The building’s rural context inspired its concept of the museum as a village. The small scale and sophisticated network of different-sized spaces that typify a village allow for visitors’ exploration and discovery. Ginkgo Gallery mixes two museum typologies - the traditional “guided” museum along with a more “free flow” plan. The fluid spaces allow visitors to choose their own route.
Concrete walls below curved concrete roofs create the building’s structure, with the roof slabs spanning up to 17 meters (over 55 feet). In plan, “streets” run east-west through the building to bring natural light into the space while exhibition halls increase in size and height from south to north.

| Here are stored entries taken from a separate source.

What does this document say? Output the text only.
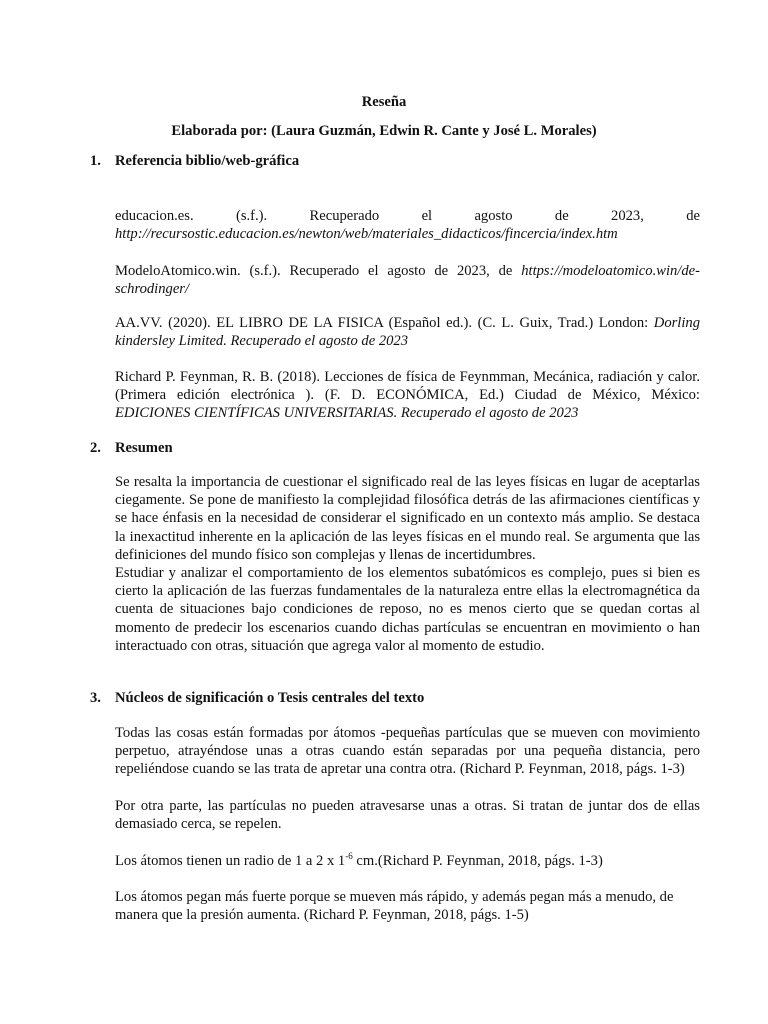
Reseña
Elaborada por: (Laura Guzmán, Edwin R. Cante y José L. Morales)
1. Referencia biblio/web-gráfica
educacion.es.	(s.f.).	Recuperado	el	agosto	de	2023,	de
http://recursostic.educacion.es/newton/web/materiales_didacticos/fincercia/index.htm
ModeloAtomico.win. (s.f.). Recuperado el agosto de 2023, de https://modeloatomico.win/de-
schrodinger/
AA.VV. (2020). EL LIBRO DE LA FISICA (Español ed.). (C. L. Guix, Trad.) London: Dorling
kindersley Limited. Recuperado el agosto de 2023
Richard P. Feynman, R. B. (2018). Lecciones de física de Feynmman, Mecánica, radiación y calor.
(Primera edición electrónica ). (F. D. ECONÓMICA, Ed.) Ciudad de México, México:
EDICIONES CIENTÍFICAS UNIVERSITARIAS. Recuperado el agosto de 2023
2. Resumen

Se resalta la importancia de cuestionar el significado real de las leyes físicas en lugar de aceptarlas ciegamente. Se pone de manifiesto la complejidad filosófica detrás de las afirmaciones científicas y se hace énfasis en la necesidad de considerar el significado en un contexto más amplio. Se destaca la inexactitud inherente en la aplicación de las leyes físicas en el mundo real. Se argumenta que las definiciones del mundo físico son complejas y llenas de incertidumbres.

Estudiar y analizar el comportamiento de los elementos subatómicos es complejo, pues si bien es cierto la aplicación de las fuerzas fundamentales de la naturaleza entre ellas la electromagnética da cuenta de situaciones bajo condiciones de reposo, no es menos cierto que se quedan cortas al momento de predecir los escenarios cuando dichas partículas se encuentran en movimiento o han interactuado con otras, situación que agrega valor al momento de estudio.

3. Núcleos de significación o Tesis centrales del texto

Todas las cosas están formadas por átomos -pequeñas partículas que se mueven con movimiento perpetuo, atrayéndose unas a otras cuando están separadas por una pequeña distancia, pero repeliéndose cuando se las trata de apretar una contra otra. (Richard P. Feynman, 2018, págs. 1-3)

Por otra parte, las partículas no pueden atravesarse unas a otras. Si tratan de juntar dos de ellas demasiado cerca, se repelen.

Los átomos tienen un radio de 1 a 2 x $1^{-6}$ cm.(Richard P. Feynman, 2018, págs. 1-3)

Los átomos pegan más fuerte porque se mueven más rápido, y además pegan más a menudo, de
manera que la presión aumenta. (Richard P. Feynman, 2018, págs. 1-5)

The integration of art and nature is central to MORE’s design and the experience begins immediately upon arrival to the museum, which is placed on an island. Once on the island, visitors enter an outdoor sculpture garden, and within the building are two internal courtyards. The building itself is oriented towards the lake and landscape to the north, maintaining the natural connection for museum-goers throughout their visit.